Jay here. I spent a good deal of time in startup technology companies, mainly in hardware (software is somewhat different).

Researchers and investors don't belong together in your last paragraph. Researchers are just the people who make the tech; the people who make the deals get nearly all the money, if there is any, which there almost never is. Yes, I'm a bit bitter.

Democracy and science are never going to be entirely compatible. Democracy gives authority to the people; science is an understanding of how nature works. Since nature doesn't care in the slightest about authority, the two can be reconciled only to the extent of the people's understanding of nature, which is basic.

Dale Carrico said...

Researchers and investors don't belong together in your last paragraph.

Most of this post is premised on the distinction you are making here, between those who seek short term profits and those who seek understanding and testable results. But I must disagree, in the last paragraph my point is that change impacts a majority of which researchers and investors are a part but a minor one.

As a pluralist I eagerly concede that scientific, moral, ethical, esthetic, legal, political values differ. But I don't agree that their reconciliation is so difficult as it is often made to be -- one is reasonable to the extent that one's beliefs are warranted by the criteria appropriate to the relevant domain. Science is a set of practices that are embedded in norms, systems of signification, institutions, affordances, and so on.

To prioritize "understanding" at the expense of authority too often requires a host of indicatively political disavowals of the politics involved. If anything, I would say democracy and consensus science have great affinities -- as I said ages ago in an early post here at Amor Mundi: Is Science Democratic?

Unknown said...

Jay again. The main friction between science and democracy occurs when democracy demands results that scientific knowledge insists are impossible. Clean coal comes to mind. Reproductive freedom without rising poverty in a finite environment is another good one, as is "sustainable growth".
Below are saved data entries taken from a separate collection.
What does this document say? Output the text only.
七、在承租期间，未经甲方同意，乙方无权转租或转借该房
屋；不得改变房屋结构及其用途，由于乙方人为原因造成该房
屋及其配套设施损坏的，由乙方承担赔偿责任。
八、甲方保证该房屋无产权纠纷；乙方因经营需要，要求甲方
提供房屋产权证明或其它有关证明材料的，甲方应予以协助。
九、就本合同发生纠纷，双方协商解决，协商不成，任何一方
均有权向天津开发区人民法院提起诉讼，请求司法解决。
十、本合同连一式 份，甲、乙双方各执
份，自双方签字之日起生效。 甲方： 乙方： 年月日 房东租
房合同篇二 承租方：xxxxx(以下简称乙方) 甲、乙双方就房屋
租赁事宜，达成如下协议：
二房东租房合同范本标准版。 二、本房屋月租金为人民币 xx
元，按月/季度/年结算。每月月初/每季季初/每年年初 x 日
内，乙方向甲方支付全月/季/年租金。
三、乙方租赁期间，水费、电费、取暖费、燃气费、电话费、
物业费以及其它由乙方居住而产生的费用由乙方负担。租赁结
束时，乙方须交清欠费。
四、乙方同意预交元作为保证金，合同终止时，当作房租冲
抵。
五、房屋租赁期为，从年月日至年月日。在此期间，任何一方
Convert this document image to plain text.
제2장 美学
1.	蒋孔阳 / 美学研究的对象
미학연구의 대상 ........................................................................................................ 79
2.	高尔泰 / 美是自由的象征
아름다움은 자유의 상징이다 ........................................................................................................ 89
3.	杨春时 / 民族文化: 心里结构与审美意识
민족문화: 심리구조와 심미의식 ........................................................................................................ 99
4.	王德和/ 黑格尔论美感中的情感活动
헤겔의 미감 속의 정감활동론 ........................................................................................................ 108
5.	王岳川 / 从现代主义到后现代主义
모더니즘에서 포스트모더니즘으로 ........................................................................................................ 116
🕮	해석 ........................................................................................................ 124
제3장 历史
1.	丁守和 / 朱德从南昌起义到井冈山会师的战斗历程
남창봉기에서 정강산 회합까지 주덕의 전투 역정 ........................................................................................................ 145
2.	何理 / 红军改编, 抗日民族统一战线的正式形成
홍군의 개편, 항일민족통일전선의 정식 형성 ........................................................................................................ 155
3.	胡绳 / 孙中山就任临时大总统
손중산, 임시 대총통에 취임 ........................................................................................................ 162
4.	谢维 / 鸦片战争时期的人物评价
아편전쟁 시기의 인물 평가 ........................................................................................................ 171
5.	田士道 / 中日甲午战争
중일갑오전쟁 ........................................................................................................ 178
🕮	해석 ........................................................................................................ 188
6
Democracy has similar problems with other sorts of uncommon knowledge, as any expert on Iraq might have told you circa 2003.

Dale Carrico said...

I don't agree that democracy demands "clean coal" -- I believe that a plutocratic minority lies about the possibility of clean coal to fend off the threat to their parochial short-term profit-taking of the democratic demand for a livable world. Also, if reproductive freedom means giving women access to knowledge and family planning then that is manifestly compatible with addressing rising poverty -- give women power and pregnancy rates always plummet to the benefit of both sustainability and commonwealth.